More than ten years (1974-1985) in the making, Shoah (the Hebrew word for ‘Annihilation’) brings together testimonies from both the victims of the National Socialist extermination of European Jews and from its perpetrators and observers. Many of them tell their story for the first time in 30 years. According to Claude Lanzmann, Shoah is not a film about survival but a “testimonial of death”. He not only asks the witnesses to recall their experiences; his questioning technique prompts his interviewees to relive the past events. Lanzmann’s questions revolve around events at the sites where Jews were murdered –Chelmno, Treblinka, Auschwitz-Birkenau and the Warsaw Ghetto– laying open the bureaucratic mechanism of extermination, which began in the ghettos and was eventually implemented in the concentration and extermination camps. In its nine and a half hours, the film only makes use of only one archive document. Otherwise it exclusively relies on witness statements and newly filmed footage of the death sites showing them as they were at the end of the seventies and the beginning of the eighties. This was a radically new approach. Much of the film’s powerful effect stems from the montage of testimonies and the footage of the places referred to in their memories. “I travelled to the places on my own and I realized that you have to combine the two aspects. You have to know and see, and you have to see and know. That’s why the problem with the places is so immense. It is a down-to-earth film, a topographical and geographical film.” (Lanzmann)
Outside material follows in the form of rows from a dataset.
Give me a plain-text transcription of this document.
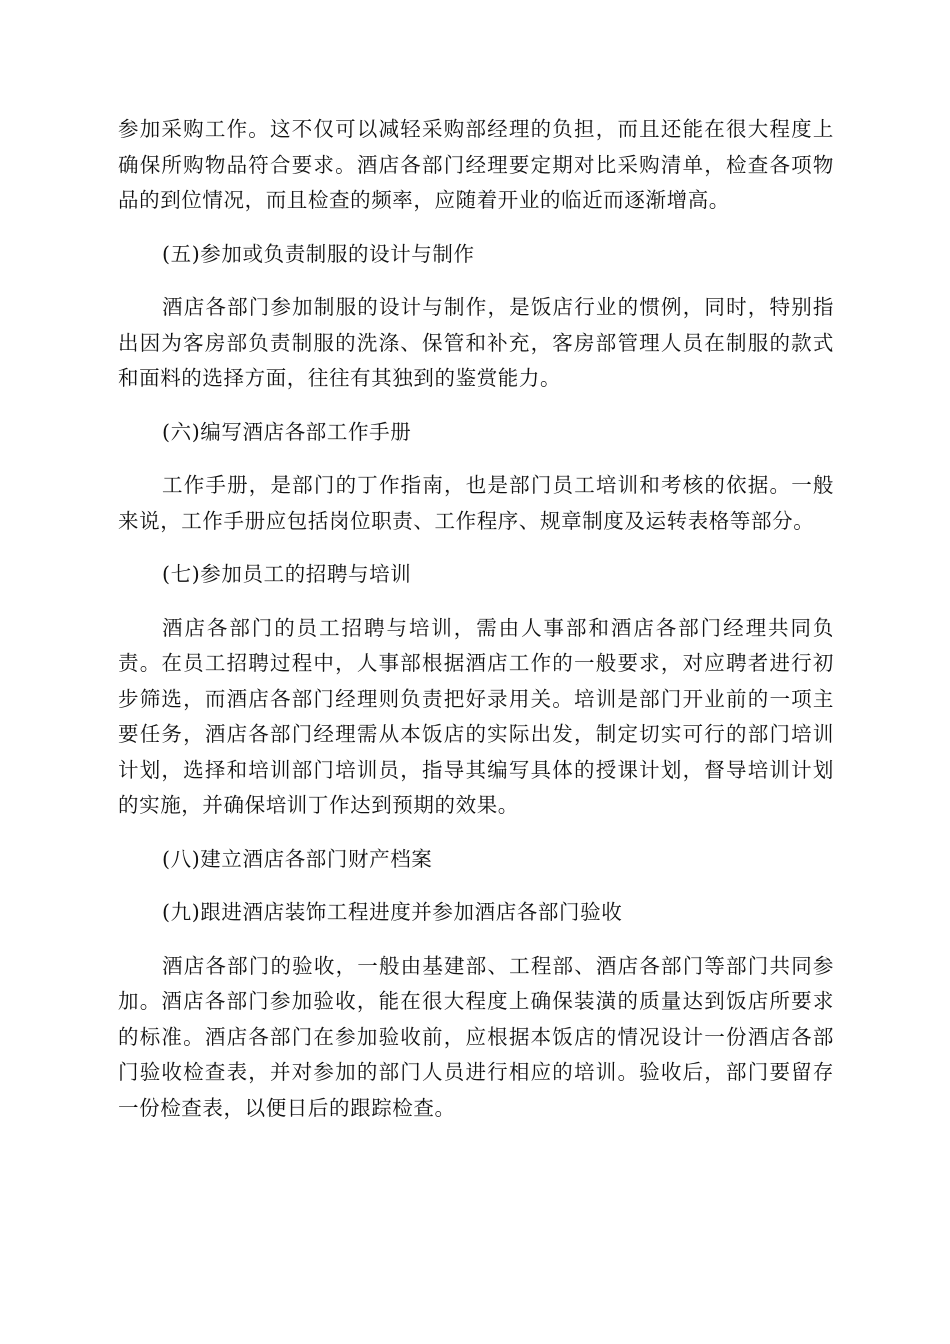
参加采购工作。这不仅可以减轻采购部经理的负担，而且还能在很大程度上确保所购物品符合要求。酒店各部门经理要定期对比采购清单，检查各项物品的到位情况，而且检查的频率，应随着开业的临近而逐渐增高。

(五)参加或负责制服的设计与制作

酒店各部门参加制服的设计与制作，是饭店行业的惯例，同时，特别指出因为客房部负责制服的洗涤、保管和补充，客房部管理人员在制服的款式和面料的选择方面，往往有其独到的鉴赏能力。

(六)编写酒店各部工作手册

工作手册，是部门的丁作指南，也是部门员工培训和考核的依据。一般来说，工作手册应包括岗位职责、工作程序、规章制度及运转表格等部分。

(七)参加员工的招聘与培训

酒店各部门的员工招聘与培训，需由人事部和酒店各部门经理共同负责。在员工招聘过程中，人事部根据酒店工作的一般要求，对应聘者进行初步筛选，而酒店各部门经理则负责把好录用关。培训是部门开业前的一项主要任务，酒店各部门经理需从本饭店的实际出发，制定切实可行的部门培训计划，选择和培训部门培训员，指导其编写具体的授课计划，督导培训计划的实施，并确保培训丁作达到预期的效果。

(八)建立酒店各部门财产档案

(九)跟进酒店装饰工程进度并参加酒店各部门验收

酒店各部门的验收，一般由基建部、工程部、酒店各部门等部门共同参加。酒店各部门参加验收，能在很大程度上确保装潢的质量达到饭店所要求的标准。酒店各部门在参加验收前，应根据本饭店的情况设计一份酒店各部门验收检查表，并对参加的部门人员进行相应的培训。验收后，部门要留存一份检查表，以便日后的跟踪检查。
Shoah, France 1974 – 1985, colour, DCP (16mm), ca. 566 mins, With English subtitles.
Directed by Claude Lanzmann, Camera: Dominique Chapuis, Jimmy Glasberg, William Lubtchansky, Editors: Ziva Postec, Anna Ruiz, Sound: Bernard Aubouy, Michel Vionnet.
 

 

About Claude Lanzmann

Claude Lanzmann was born in Paris in 1925 and as a teenager experienced the invasion of German troops into France. In 1943 grammar-school pupil Lanzmann joined the resistance in Clermont-Ferrand and went underground to fight the Nazis. After the war, he completed studies in philosophy, earning his doctorate in 1947, and subsequently took a position as a lecturer at Berlin Free University in 1948/49. In 1953 Lanzmann, who belonged to Jean-Paul Sartre and Simone de Beauvoir’s circle, became a permanent collaborator on the legendary political and literary journal Les Temps Modernes. In 1970 he made his first forays into the world of filmmaking, which also document his political engagement against French policies in Algeria. Towards the end of the Algerian War, Lanzmann signed the “Manifeste des 121”, an open letter against French war crimes. In his 1973 film Pourquoi Israel?, Lanzmann explored his own Jewish identity. He began work on Shoah the following year. He died on 5 July 2018.